Buying a franchise, especially a franchise in a well-established, successful system, is no small investment. In addition to investing your money, you will also invest your time and effort (which are things that you can never get back). Accordingly, it is vitally important that you understand what you are getting into.

You are probably aware that typically buying a franchise may involve paying the franchisor some upfront money followed by an ongoing royalty. You likely also know that there are some rules that you, as a franchisee, must follow, such as how to dress at work, what key phrases to say, how to decorate your store front, what types of products to sell, and so on. However, you might not fully appreciate the legal and practical implications in the franchise documents.

Many franchisees are surprised to find that even though they are incorporated, the franchise documents that they sign make them personally liable to the franchisor and the landlord. Others are frustrated at the level of restrictions imposed by the franchisor, from what supplies to buy, to whom you can buy from (even if you know you can get the same supplies cheaper elsewhere). Some discover years later that in order to sell their franchise to someone else, not only must the potential purchaser be approved by the franchisor; a significant transfer fee must be paid to the franchisor in order to effect the transfer.

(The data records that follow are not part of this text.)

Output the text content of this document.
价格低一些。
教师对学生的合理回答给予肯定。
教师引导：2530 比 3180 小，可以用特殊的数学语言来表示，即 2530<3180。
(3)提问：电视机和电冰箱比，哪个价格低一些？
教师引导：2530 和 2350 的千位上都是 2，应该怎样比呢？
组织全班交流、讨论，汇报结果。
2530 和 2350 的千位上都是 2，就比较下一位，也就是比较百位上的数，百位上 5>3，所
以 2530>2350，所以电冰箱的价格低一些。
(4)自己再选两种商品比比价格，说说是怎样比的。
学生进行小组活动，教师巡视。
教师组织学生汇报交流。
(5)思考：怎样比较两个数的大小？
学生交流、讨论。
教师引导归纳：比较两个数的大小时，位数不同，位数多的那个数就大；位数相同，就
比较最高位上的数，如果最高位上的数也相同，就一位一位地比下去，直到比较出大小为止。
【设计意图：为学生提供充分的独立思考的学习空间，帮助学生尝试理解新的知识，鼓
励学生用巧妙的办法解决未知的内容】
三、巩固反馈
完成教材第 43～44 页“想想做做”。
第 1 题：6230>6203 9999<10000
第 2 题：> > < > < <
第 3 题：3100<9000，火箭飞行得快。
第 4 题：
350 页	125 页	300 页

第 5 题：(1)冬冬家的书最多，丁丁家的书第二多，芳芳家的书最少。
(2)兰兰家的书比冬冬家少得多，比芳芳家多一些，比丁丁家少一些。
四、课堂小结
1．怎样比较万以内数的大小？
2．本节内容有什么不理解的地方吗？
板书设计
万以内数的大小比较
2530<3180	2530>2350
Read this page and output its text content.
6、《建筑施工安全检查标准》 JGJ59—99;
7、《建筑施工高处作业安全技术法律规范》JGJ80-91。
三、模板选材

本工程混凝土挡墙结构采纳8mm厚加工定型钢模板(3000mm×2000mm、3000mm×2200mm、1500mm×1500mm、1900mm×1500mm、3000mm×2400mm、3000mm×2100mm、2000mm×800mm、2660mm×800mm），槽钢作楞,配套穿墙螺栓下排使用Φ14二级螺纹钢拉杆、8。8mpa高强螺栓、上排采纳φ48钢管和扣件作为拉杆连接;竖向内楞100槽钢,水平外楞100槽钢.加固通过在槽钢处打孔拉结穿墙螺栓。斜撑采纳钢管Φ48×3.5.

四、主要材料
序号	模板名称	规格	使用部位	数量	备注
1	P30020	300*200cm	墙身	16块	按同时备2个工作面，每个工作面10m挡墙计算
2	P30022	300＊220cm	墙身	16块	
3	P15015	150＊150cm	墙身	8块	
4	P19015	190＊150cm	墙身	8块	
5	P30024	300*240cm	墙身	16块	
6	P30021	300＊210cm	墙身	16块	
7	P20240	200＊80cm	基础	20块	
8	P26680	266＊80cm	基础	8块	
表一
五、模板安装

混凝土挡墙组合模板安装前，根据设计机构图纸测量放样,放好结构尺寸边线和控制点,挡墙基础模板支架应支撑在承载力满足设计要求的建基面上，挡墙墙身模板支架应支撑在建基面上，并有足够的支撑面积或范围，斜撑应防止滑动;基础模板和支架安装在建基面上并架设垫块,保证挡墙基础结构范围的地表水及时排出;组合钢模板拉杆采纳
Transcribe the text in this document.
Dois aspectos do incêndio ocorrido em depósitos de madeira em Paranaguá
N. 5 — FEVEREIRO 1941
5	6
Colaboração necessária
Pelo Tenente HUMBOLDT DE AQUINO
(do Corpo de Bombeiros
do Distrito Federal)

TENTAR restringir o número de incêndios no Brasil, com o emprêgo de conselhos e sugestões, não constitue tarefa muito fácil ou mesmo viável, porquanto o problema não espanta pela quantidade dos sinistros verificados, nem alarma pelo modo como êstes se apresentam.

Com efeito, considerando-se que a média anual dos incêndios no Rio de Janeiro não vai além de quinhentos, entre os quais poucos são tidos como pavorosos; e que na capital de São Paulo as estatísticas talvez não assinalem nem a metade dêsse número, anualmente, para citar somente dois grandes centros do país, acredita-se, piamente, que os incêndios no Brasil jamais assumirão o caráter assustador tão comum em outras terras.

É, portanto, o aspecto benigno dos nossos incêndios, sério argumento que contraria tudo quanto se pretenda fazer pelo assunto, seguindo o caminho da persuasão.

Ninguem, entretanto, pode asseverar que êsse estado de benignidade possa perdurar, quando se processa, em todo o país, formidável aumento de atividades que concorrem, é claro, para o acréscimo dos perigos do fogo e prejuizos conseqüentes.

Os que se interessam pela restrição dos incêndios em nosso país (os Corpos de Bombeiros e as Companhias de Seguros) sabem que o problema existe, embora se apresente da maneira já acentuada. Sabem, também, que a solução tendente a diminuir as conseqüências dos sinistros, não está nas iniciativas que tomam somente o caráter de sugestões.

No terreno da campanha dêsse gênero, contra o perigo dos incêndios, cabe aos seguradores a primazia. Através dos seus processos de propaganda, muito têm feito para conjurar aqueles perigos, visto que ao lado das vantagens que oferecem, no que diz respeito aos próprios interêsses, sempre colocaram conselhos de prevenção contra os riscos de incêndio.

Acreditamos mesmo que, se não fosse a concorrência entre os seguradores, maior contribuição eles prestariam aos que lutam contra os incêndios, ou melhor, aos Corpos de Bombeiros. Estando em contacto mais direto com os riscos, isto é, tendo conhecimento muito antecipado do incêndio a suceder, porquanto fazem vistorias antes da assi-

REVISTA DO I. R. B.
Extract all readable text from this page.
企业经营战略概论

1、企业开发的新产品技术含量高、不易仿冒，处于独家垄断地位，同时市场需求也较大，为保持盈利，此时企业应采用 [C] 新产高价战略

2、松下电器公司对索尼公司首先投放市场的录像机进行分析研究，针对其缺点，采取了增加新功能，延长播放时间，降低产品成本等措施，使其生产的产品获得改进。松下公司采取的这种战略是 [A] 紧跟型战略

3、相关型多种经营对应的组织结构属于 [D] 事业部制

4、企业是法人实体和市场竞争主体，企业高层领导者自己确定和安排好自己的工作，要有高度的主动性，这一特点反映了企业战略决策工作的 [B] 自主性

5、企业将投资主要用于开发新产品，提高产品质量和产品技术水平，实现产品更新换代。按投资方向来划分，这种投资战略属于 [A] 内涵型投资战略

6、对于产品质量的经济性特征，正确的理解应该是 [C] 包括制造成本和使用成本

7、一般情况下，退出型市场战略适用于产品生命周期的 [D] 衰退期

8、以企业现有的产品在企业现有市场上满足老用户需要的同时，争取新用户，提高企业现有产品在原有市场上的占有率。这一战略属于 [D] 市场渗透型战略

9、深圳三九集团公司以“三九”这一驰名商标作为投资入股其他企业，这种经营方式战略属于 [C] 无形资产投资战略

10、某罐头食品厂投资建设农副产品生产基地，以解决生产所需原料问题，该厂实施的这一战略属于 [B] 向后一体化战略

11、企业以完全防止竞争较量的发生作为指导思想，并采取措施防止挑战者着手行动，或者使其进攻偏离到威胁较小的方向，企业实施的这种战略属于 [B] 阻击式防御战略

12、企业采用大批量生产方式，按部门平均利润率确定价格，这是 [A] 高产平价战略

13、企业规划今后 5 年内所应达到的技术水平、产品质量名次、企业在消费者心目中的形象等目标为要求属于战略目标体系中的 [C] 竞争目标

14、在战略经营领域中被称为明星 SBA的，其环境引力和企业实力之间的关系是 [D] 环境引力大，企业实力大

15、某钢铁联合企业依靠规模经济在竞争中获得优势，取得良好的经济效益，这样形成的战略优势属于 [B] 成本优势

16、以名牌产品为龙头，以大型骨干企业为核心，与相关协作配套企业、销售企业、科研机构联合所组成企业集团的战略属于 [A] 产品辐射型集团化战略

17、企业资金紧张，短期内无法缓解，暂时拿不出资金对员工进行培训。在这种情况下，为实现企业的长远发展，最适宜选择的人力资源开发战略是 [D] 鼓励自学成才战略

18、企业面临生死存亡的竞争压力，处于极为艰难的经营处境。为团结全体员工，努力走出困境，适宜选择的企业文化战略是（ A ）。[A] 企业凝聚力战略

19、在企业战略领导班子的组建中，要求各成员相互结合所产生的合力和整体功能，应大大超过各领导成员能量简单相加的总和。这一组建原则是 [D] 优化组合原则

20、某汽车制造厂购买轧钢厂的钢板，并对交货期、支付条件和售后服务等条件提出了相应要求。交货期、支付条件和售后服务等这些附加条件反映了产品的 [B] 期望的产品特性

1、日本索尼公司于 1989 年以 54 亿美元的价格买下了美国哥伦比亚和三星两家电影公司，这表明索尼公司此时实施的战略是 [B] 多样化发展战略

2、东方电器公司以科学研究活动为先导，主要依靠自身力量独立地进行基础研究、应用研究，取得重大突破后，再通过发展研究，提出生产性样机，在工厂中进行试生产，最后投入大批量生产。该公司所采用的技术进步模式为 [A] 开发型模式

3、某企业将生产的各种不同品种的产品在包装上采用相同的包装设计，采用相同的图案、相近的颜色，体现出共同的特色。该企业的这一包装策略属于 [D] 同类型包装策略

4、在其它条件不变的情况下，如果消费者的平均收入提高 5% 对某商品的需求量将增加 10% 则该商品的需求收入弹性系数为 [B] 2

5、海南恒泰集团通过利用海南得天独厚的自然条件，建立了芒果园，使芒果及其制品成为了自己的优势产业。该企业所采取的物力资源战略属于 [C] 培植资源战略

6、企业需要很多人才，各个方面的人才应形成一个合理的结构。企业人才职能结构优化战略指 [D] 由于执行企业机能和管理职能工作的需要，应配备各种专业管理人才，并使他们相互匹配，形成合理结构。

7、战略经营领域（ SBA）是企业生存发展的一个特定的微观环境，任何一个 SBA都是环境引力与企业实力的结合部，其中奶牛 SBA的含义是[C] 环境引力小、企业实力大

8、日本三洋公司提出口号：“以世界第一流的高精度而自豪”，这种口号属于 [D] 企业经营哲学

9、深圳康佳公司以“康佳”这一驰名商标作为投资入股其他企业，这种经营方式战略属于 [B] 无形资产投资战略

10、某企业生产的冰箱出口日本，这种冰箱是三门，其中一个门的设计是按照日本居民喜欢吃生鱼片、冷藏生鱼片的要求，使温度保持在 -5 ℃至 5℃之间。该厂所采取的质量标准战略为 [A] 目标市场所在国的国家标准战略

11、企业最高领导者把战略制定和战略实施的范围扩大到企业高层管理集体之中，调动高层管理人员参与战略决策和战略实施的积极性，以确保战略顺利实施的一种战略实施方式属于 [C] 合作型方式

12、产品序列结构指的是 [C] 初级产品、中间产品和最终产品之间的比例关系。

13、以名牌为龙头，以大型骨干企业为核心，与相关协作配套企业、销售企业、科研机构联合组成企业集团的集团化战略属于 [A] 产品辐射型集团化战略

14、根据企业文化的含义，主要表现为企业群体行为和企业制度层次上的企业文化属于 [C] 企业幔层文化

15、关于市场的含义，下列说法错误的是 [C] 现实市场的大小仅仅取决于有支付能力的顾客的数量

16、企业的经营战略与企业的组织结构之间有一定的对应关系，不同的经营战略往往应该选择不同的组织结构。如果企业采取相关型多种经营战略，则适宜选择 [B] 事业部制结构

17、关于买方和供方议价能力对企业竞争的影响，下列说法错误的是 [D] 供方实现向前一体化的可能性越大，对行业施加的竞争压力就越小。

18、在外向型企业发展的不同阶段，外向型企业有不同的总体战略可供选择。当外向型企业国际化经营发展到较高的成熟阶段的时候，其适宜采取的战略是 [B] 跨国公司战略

Some franchisees who own more than one franchise in the system are stunned when the franchisor holds their successful franchises liable for the defaults of their less than stellar franchises, even though the franchises are owned by separate corporations.

Did you know that, as a franchisee, you could be in breach of your franchise agreement if you give advice or lend assistance to your buddy who is operating a competing franchise? Did you know that you could be required to pay rent on your leased premises even if (through no fault of your own) it was damaged to the point that you cannot operate your business from it? Do you know the real difference between arbitration, mediation and just going to court? What in heavens is an indemnity anyway?!

In provinces where there is franchise disclosure legislation, there are certain statutory rights and obligations that apply to you as a franchisee. Do you know what rescission is and when can you use it? What qualifies as a material fact? Is there an obligation on you to deal fairly with the franchisor? If so, what does that actually mean?

Those are just a handful of the many things that a legal review should help you understand (or understand better). In a nutshell, the reason you would get a lawyer to review the franchise documents is so that you, as a potential franchisee, can gain a better understanding of what you are actually buying, thus enabling you to make a well-informed business decision.

Even if you are so enamored by a franchise system, such that you are going to buy the franchise no matter what the franchise documents say (and we have seen a few of those brave souls), you could still benefit from understanding what you are getting into. That way, you can plan your affairs to protect yourself and your family (as much as possible), in the off chance that your dream of a franchisee empire does not materialize. A lawyer can help you with that planning as well!

Closely related to the topic at hand is the issue of legal fees. Most people cite legal fees as the top reason for their reluctance to have the franchise documents reviewed by a lawyer. Legal fees for reviewing franchise documents vary substantially. There are lawyers who charge a few hundred dollars, and those who charge several thousand dollars. We cannot say with any certainty that a lawyer who charges more will do a better job than one who charges less, or vice versa.

Some people think that they can save money if they simply ask a lawyer to look at a clause here and there in isolation. In our opinion, any lawyer who will do that and tell you what the clause means and how it affects you in your particular situation, without reviewing the context and the agreement from which such clause is found is not doing you any favours.

Given the size of a typical package of franchise documents, the job of meeting with you, reviewing the franchise documents thoroughly and properly reporting the findings to you, will take more than a few hours. The critical thing is to retain a lawyer who has experience in reviewing franchise documents. Beyond that, the value of the legal review is ultimately a personal one.

What is having the information that you need to make a wise business decision worth to you?